Acupuncture en procréation assistée : aide, tort ou effet placebo ?

Introduction

Des patientes infertiles me demandent à l’occasion si l’acupuncture en procréation assistée peut améliorer leur chance de concevoir. Après des mois d’échec, un peu désespérées, elles sont souvent tentées de se tourner vers des médecines parallèles. L’acupuncture fut initialement offerte dans le cadre d’une infertilité avec l’hypothèse qu’elle améliorerait la perfusion sanguine de l’endomètre, qu’elle augmenterait la réceptivité utérine et favoriserait ainsi l’implantation de l’embryon.
Différents mécanismes potentiels d’action de l’acupuncture sur la fertilité ont été proposés dont une modulation neurohormonale, une modulation des cytokines (molécules impliquées dans la réponse immunitaire), la réduction du stress, de l’anxiété et de la dépression.
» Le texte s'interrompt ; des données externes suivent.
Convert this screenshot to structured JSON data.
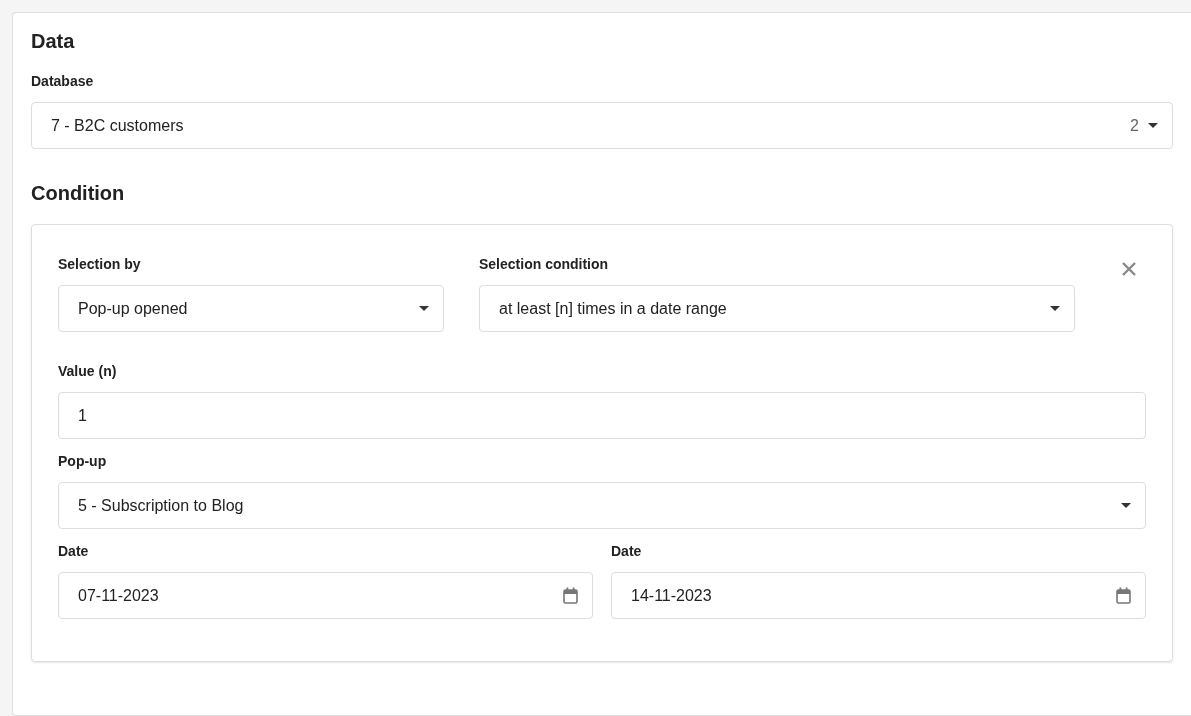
{
  "data": {
    "title": "Data",
    "database": {
      "label": "Database",
      "value": "7 - B2C customers",
      "count": "2"
    }
  },
  "condition": {
    "title": "Condition",
    "rules": [
      {
        "selection_by": {
          "label": "Selection by",
          "value": "Pop-up opened"
        },
        "selection_condition": {
          "label": "Selection condition",
          "value": "at least [n] times in a date range"
        },
        "value_n": {
          "label": "Value (n)",
          "value": "1"
        },
        "popup": {
          "label": "Pop-up",
          "value": "5 - Subscription to Blog"
        },
        "dates": [
          {
            "label": "Date",
            "value": "07-11-2023"
          },
          {
            "label": "Date",
            "value": "14-11-2023"
          }
        ]
      }
    ]
  }
}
Méta-analyses sur l’effet de l’acupuncture en infertilité

Bien que les résultats du premier essai clinique randomisé sur le rôle de l’acupuncture en fécondation in vitro (FIV) semblaient encourageants (1999), les plus récentes méta-analyses ne confirment pas son efficacité. La méta-analyse est une démarche statistique qui combine le résultat d’une série d’études indépendantes sur un problème donné. Depuis 1999, plus de 40 essais cliniques et 8 revues systématiques ont été publiés sur le sujet.

Acupuncture au moment du prélèvement d’ovules

En regroupant les données de 5 essais cliniques randomisés et contrôlés (n=877), on note que l’acupuncture réalisée au moment du prélèvement d’ovules n’améliore pas les taux de grossesse clinique. Parmi celles-ci, deux études rapportent le taux de naissance vivante; aucune différence significative ne fut notée entre le groupe traité et le groupe contrôle.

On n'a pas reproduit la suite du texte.